**Ukraine Reforms Tracker: Issue 20**
As we continue to navigate the complexities of Ukrainian politics and economics, it’s essential to stay informed about the latest developments. In this issue of the Ukraine Reforms Tracker, I’ll provide you with an overview of key events from March 24 to April 6, 2025.
**Benchmarks and Soft Commitments with the IMF**
The second stage of the competition to appoint a new director of the Bureau of Economic Security took place on April 7. Sixteen candidates successfully completed the legislation knowledge exam, moving forward in the selection process. However, four candidates have filed appeals contesting their initial test results. This development highlights the challenges faced by Ukraine in selecting a suitable candidate for this critical position.

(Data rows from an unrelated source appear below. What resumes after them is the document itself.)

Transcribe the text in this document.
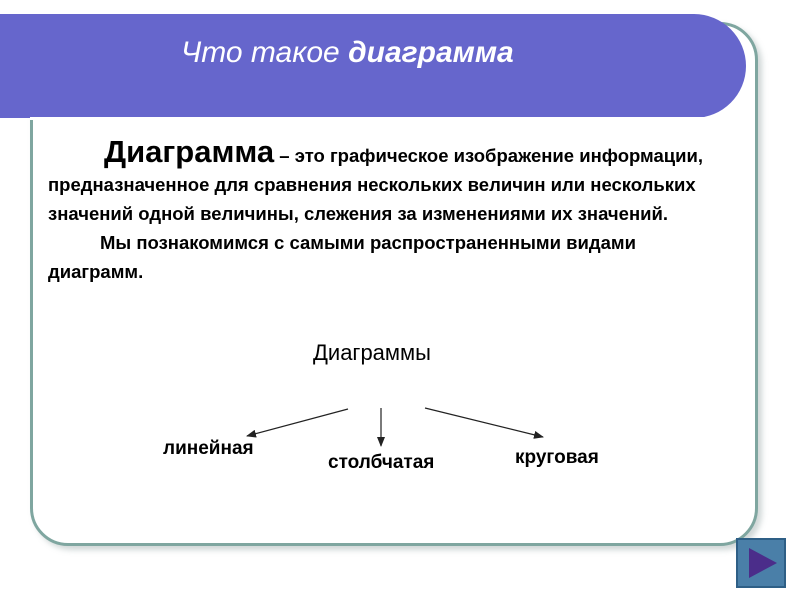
Что такое диаграмма

Диаграмма – это графическое изображение информации, предназначенное для сравнения нескольких величин или нескольких значений одной величины, слежения за изменениями их значений.
Мы познакомимся с самыми распространенными видами диаграмм.

Диаграммы
линейная
столбчатая	круговая
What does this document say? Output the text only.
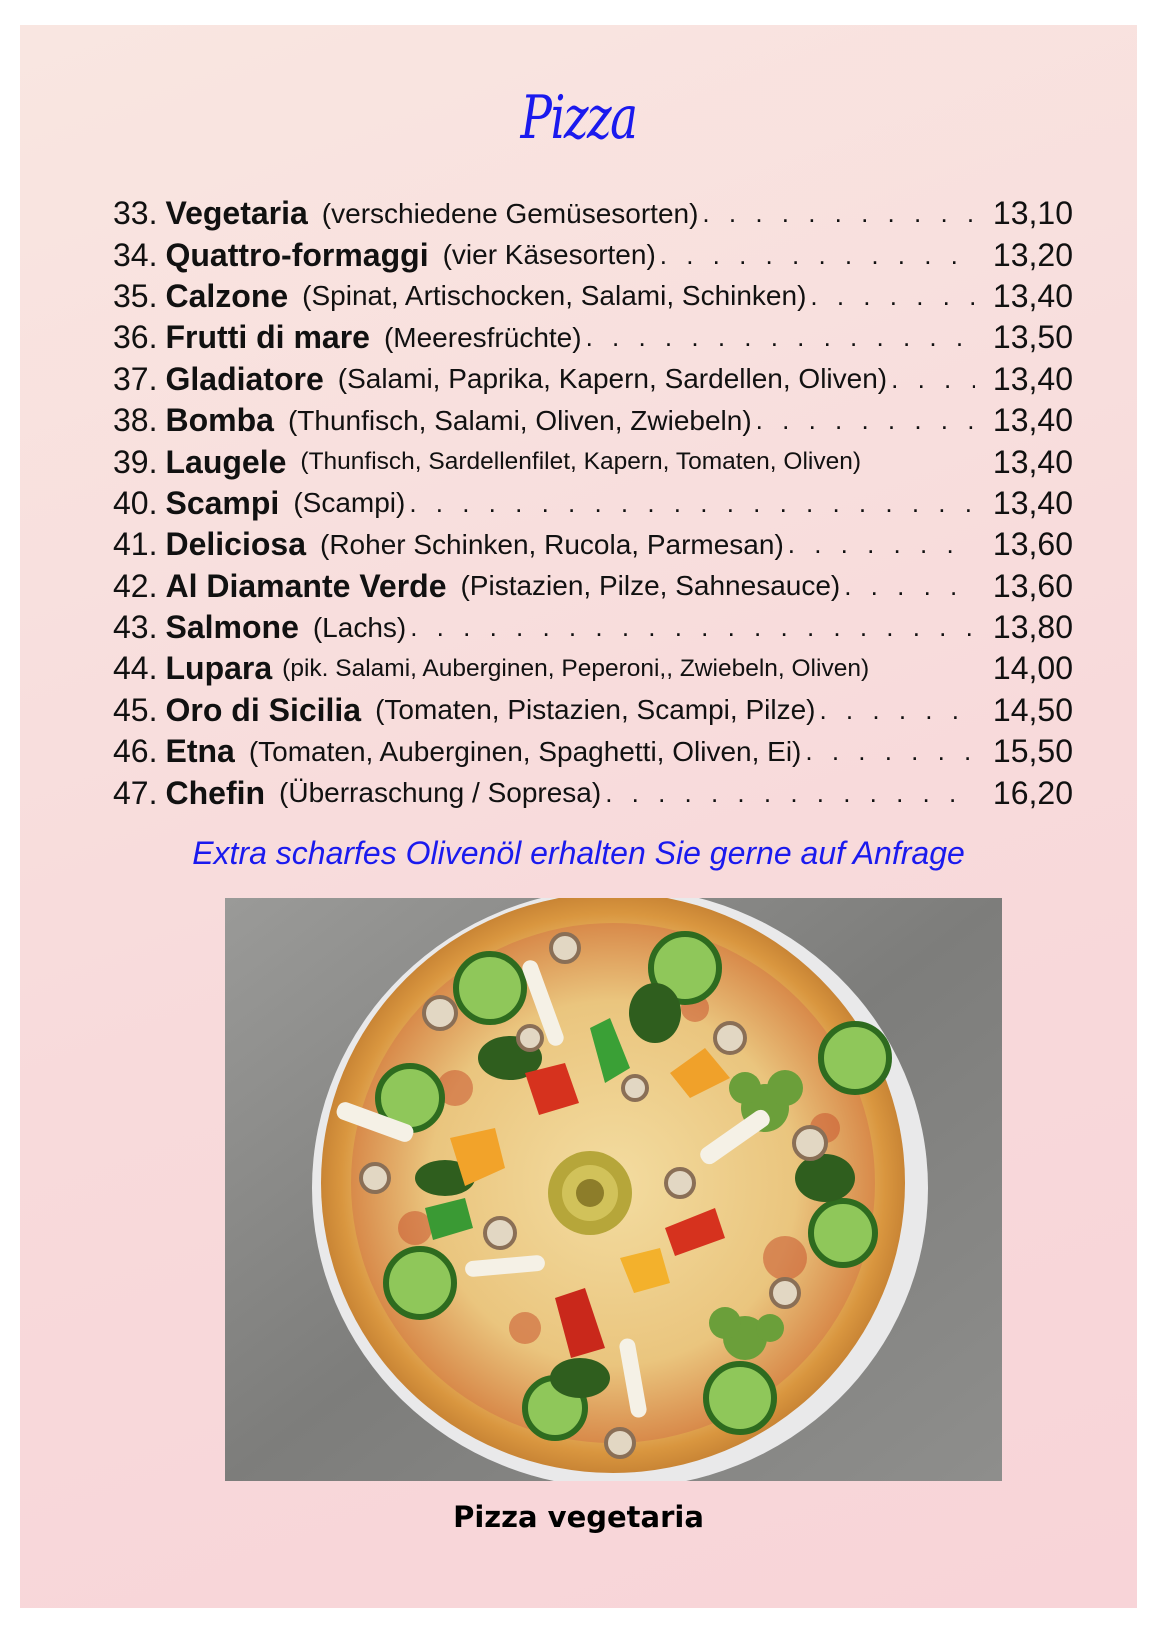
Pizza
33. Vegetaria (verschiedene Gemüsesorten) . . .	13,10
34. Quattro-formaggi (vier Käsesorten) . . .	13,20
35. Calzone (Spinat, Artischocken, Salami, Schinken) . . .	13,40
36. Frutti di mare (Meeresfrüchte) . . .	13,50
37. Gladiatore (Salami, Paprika, Kapern, Sardellen, Oliven) . . .	13,40
38. Bomba (Thunfisch, Salami, Oliven, Zwiebeln) . . .	13,40
39. Laugele (Thunfisch, Sardellenfilet, Kapern, Tomaten, Oliven)	13,40
40. Scampi (Scampi) . . .	13,40
41. Deliciosa (Roher Schinken, Rucola, Parmesan) . . .	13,60
42. Al Diamante Verde (Pistazien, Pilze, Sahnesauce) . . .	13,60
43. Salmone (Lachs) . . .	13,80
44. Lupara (pik. Salami, Auberginen, Peperoni,, Zwiebeln, Oliven)	14,00
45. Oro di Sicilia (Tomaten, Pistazien, Scampi, Pilze) . . .	14,50
46. Etna (Tomaten, Auberginen, Spaghetti, Oliven, Ei) . . .	15,50
47. Chefin (Überraschung / Sopresa) . . .	16,20
Extra scharfes Olivenöl erhalten Sie gerne auf Anfrage
Pizza vegetaria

Moreover, President Volodymyr Zelensky signed draft law #12368-1 on April 7, completing a delayed International Monetary Fund (IMF) structural benchmark originally due by December 31, 2024. This law aims to restructure the administrative judiciary by establishing two specialized courts: a Specialized District Administrative Court and a Specialized Administrative Court of Appeal. The High Qualification Commission of Judges must announce a judicial selection competition within one month of the law taking effect.
**Formation of Customs Chief Selection Commission Delayed**
Despite a legal deadline of January 1, 2025, Ukraine’s government has yet to form the selection commission tasked with appointing a new head of the State Customs Service. This delay is attributed to political reasons and raises concerns about meeting IMF obligations. Under the Ukraine Facility program, a new customs chief must be selected and appointed by the end of June 2025.
**Obligations to the EU**
The Ukrainian Parliament plans to review several legislative proposals tied to the country‘s obligations under the Ukraine Facility program next week. These draft laws include reforming the Asset Recovery and Management Agency (ARMA), digitalizing enforcement proceedings, and introducing new oversight mechanisms for local government decisions. The timely adoption of these reforms is crucial in maintaining good relations with the EU.
**Other Key Economic Issues**
Experts have analyzed Ukraine’s tax collection trends in early 2025, providing an early assessment of revenue collection dynamics. Key findings include:
* Tax revenues continue to exceed Finance Ministry targets by Hr 22 billion ($530 million) in the first two months of the year.
* VAT collection efficiency was reported at 3.43% in January, though experts noted disproportionate declines in VAT accruals across 68 sectors.
* Excise tax revenues remained broadly consistent with previous trends.
**Commentary and Deeper Analysis**
The delayed formation of the customs chief selection commission raises concerns about Ukraine’s ability to meet its IMF obligations. The timely adoption of reforms under the Ukraine Facility program is essential for maintaining good relations with the EU and securing further financial support.
Moreover, the analysis of tax collection trends highlights areas where improvements are needed. The disproportionate declines in VAT accruals across various sectors suggest a need for targeted interventions to boost revenue collection.
As we continue to navigate these complexities, it’s essential to stay informed about the latest developments. I’ll provide you with further updates on key events and reforms in future issues of the Ukraine Reforms Tracker.